The company's seventh such 24-hour annual hackathon will come to a close on Friday, with over 100 solutions emerging from it. Flipkart says unlike other schemes to help engineers come up with new innovations, hackathons work best because they have fewer restrictions on what engineers can build.

"It's an engagement program to empower our engineers to create something that excites them. Engineers have a green signal to take projects to production, get experimental data and then take a call on its viability. The teams just come together organically with their ideas," said Amar Nagaram, Engineering VP at Flipkart.

The theme of innovations range from increasing customer impact, easing customer experience and simplifying employee interface to social welfare. Flipkart is also running another Hackathon in Bangalore to help solve the city's traffic woes. The contest is open to people outside the organisation as well.

The management takes a backseat during hackathons to allow "Flipsters" or employees to indulge themselves in 24 hours of absolute innovation. Participants are given a free run to take their hacks to production and ensure that they are workable. In the past more than 30 hacks have gone into production with almost a dozen still in production.

"It is a seamless engagement of product, business and engineering teams to innovate, " added Nagaram. Almost 70 per cent of Flipkart's engineering team participated in this year's hackathon. 

Flipkart's hackathons have thrown up innovations that have not only reduced company spending but also increased ease of use for customers. The hackathons do not necessarily focus on business-centric hacks for innovation. After the Nepal earthquake participants created a hack that allowed the creation of chain of networks to help people access internet connection in times of disaster. "Even on regular days we resolve a number of problem statements but this is just concentrated 24 hours where we just hack and not think about anything else," he said.

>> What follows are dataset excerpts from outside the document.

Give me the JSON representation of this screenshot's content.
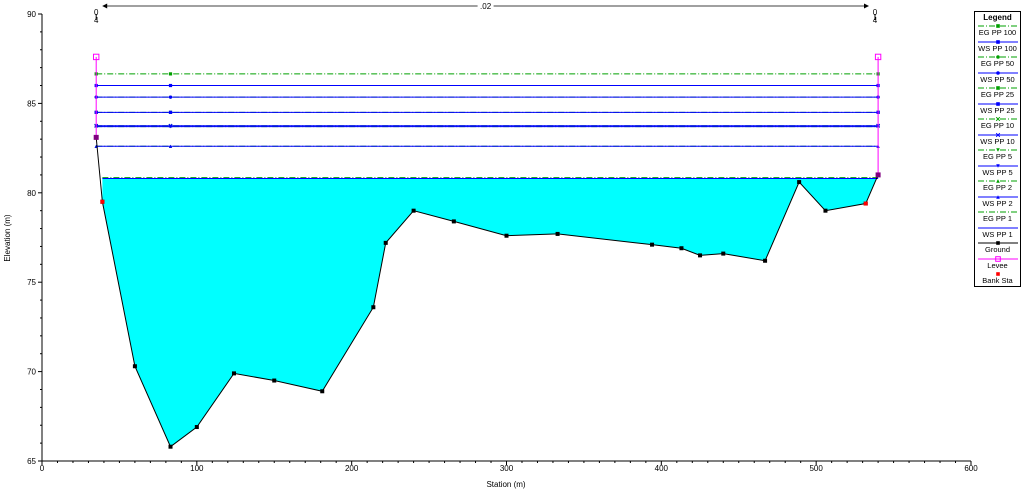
{
  "chart_data": {
    "type": "area",
    "xlabel": "Station (m)",
    "ylabel": "Elevation (m)",
    "xlim": [
      0,
      600
    ],
    "ylim": [
      65,
      90
    ],
    "x_ticks": [
      0,
      100,
      200,
      300,
      400,
      500,
      600
    ],
    "y_ticks": [
      65,
      70,
      75,
      80,
      85,
      90
    ],
    "grid": false,
    "legend_position": "right",
    "legend_title": "Legend",
    "manning_n": [
      {
        "station": 35,
        "label_top": "0",
        "label_bottom": "4"
      },
      {
        "station": 538,
        "label_top": "0",
        "label_bottom": "4"
      }
    ],
    "manning_span_label": ".02",
    "water_fill_color": "#00ffff",
    "ground": {
      "name": "Ground",
      "color": "#000000",
      "x": [
        35,
        39,
        60,
        83,
        100,
        124,
        150,
        181,
        214,
        222,
        240,
        266,
        300,
        333,
        394,
        413,
        425,
        440,
        467,
        489,
        506,
        532,
        540
      ],
      "y": [
        83.1,
        79.5,
        70.3,
        65.8,
        66.9,
        69.9,
        69.5,
        68.9,
        73.6,
        77.2,
        79.0,
        78.4,
        77.6,
        77.7,
        77.1,
        76.9,
        76.5,
        76.6,
        76.2,
        80.6,
        79.0,
        79.4,
        81.0
      ]
    },
    "water_surface": {
      "name": "WS PP 1",
      "elevation": 80.8,
      "x_left": 39,
      "x_right": 540
    },
    "profiles": [
      {
        "name": "EG PP 100",
        "y": 86.65,
        "color": "#00a000",
        "marker": "square"
      },
      {
        "name": "WS PP 100",
        "y": 86.0,
        "color": "#0000ff",
        "marker": "square"
      },
      {
        "name": "EG PP 50",
        "y": 85.35,
        "color": "#00a000",
        "marker": "circle"
      },
      {
        "name": "WS PP 50",
        "y": 85.35,
        "color": "#0000ff",
        "marker": "circle"
      },
      {
        "name": "EG PP 25",
        "y": 84.5,
        "color": "#00a000",
        "marker": "square"
      },
      {
        "name": "WS PP 25",
        "y": 84.5,
        "color": "#0000ff",
        "marker": "square"
      },
      {
        "name": "EG PP 10",
        "y": 83.75,
        "color": "#00a000",
        "marker": "x"
      },
      {
        "name": "WS PP 10",
        "y": 83.75,
        "color": "#0000ff",
        "marker": "x"
      },
      {
        "name": "EG PP 5",
        "y": 83.7,
        "color": "#00a000",
        "marker": "triangle-down"
      },
      {
        "name": "WS PP 5",
        "y": 83.7,
        "color": "#0000ff",
        "marker": "triangle-down"
      },
      {
        "name": "EG PP 2",
        "y": 82.6,
        "color": "#00a000",
        "marker": "triangle"
      },
      {
        "name": "WS PP 2",
        "y": 82.6,
        "color": "#0000ff",
        "marker": "triangle"
      },
      {
        "name": "EG PP 1",
        "y": 80.85,
        "color": "#00a000",
        "marker": "none"
      },
      {
        "name": "WS PP 1",
        "y": 80.8,
        "color": "#0000ff",
        "marker": "none"
      }
    ],
    "levees": [
      {
        "name": "Levee",
        "color": "#ff00ff",
        "station": 35,
        "top": 87.6,
        "bottom": 83.1
      },
      {
        "name": "Levee",
        "color": "#ff00ff",
        "station": 540,
        "top": 87.6,
        "bottom": 81.0
      }
    ],
    "bank_stations": [
      {
        "name": "Bank Sta",
        "color": "#ff0000",
        "x": 39,
        "y": 79.5
      },
      {
        "name": "Bank Sta",
        "color": "#ff0000",
        "x": 532,
        "y": 79.4
      }
    ],
    "legend": [
      {
        "label": "EG PP 100",
        "color": "#00a000",
        "style": "dash-dot",
        "marker": "square"
      },
      {
        "label": "WS PP 100",
        "color": "#0000ff",
        "style": "solid",
        "marker": "square"
      },
      {
        "label": "EG PP 50",
        "color": "#00a000",
        "style": "dash-dot",
        "marker": "circle"
      },
      {
        "label": "WS PP 50",
        "color": "#0000ff",
        "style": "solid",
        "marker": "circle"
      },
      {
        "label": "EG PP 25",
        "color": "#00a000",
        "style": "dash-dot",
        "marker": "square"
      },
      {
        "label": "WS PP 25",
        "color": "#0000ff",
        "style": "solid",
        "marker": "square"
      },
      {
        "label": "EG PP 10",
        "color": "#00a000",
        "style": "dash-dot",
        "marker": "x"
      },
      {
        "label": "WS PP 10",
        "color": "#0000ff",
        "style": "solid",
        "marker": "x"
      },
      {
        "label": "EG PP 5",
        "color": "#00a000",
        "style": "dash-dot",
        "marker": "triangle-down"
      },
      {
        "label": "WS PP 5",
        "color": "#0000ff",
        "style": "solid",
        "marker": "triangle-down"
      },
      {
        "label": "EG PP 2",
        "color": "#00a000",
        "style": "dash-dot",
        "marker": "triangle"
      },
      {
        "label": "WS PP 2",
        "color": "#0000ff",
        "style": "solid",
        "marker": "triangle"
      },
      {
        "label": "EG PP 1",
        "color": "#00a000",
        "style": "dash-dot",
        "marker": "none"
      },
      {
        "label": "WS PP 1",
        "color": "#0000ff",
        "style": "solid",
        "marker": "none"
      },
      {
        "label": "Ground",
        "color": "#000000",
        "style": "solid",
        "marker": "square"
      },
      {
        "label": "Levee",
        "color": "#ff00ff",
        "style": "solid",
        "marker": "open-square"
      },
      {
        "label": "Bank Sta",
        "color": "#ff0000",
        "style": "none",
        "marker": "square"
      }
    ]
  }
}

Hacks have to be completely usable to qualify for evaluation. The evaluation is a four-hour long process spanning ideas from almost 200 teams of three to four participants each.

Sometimes Flipkart hackathons are opened up for non-organizational participants like the current Gridlock event. Does it help to attract talent? "After being exposed to 24 hours of Flipkart's core infrastructure, people have expressed interest to work here, although that is not necessarily the intention of opening it up to outsiders," said Nagaram.

Hackathon are becoming more common across India's technology landscape, as companies look to speed up development, come up with creative ways to solve problems and even look at employment or partnerships. While startups are well versed with the hackathon culture, larger organisations too are picking it up.

SBI has already launched a hackathon to reimagine banking technology while TCS has launched nationwide hackathons to zero in on future recruits.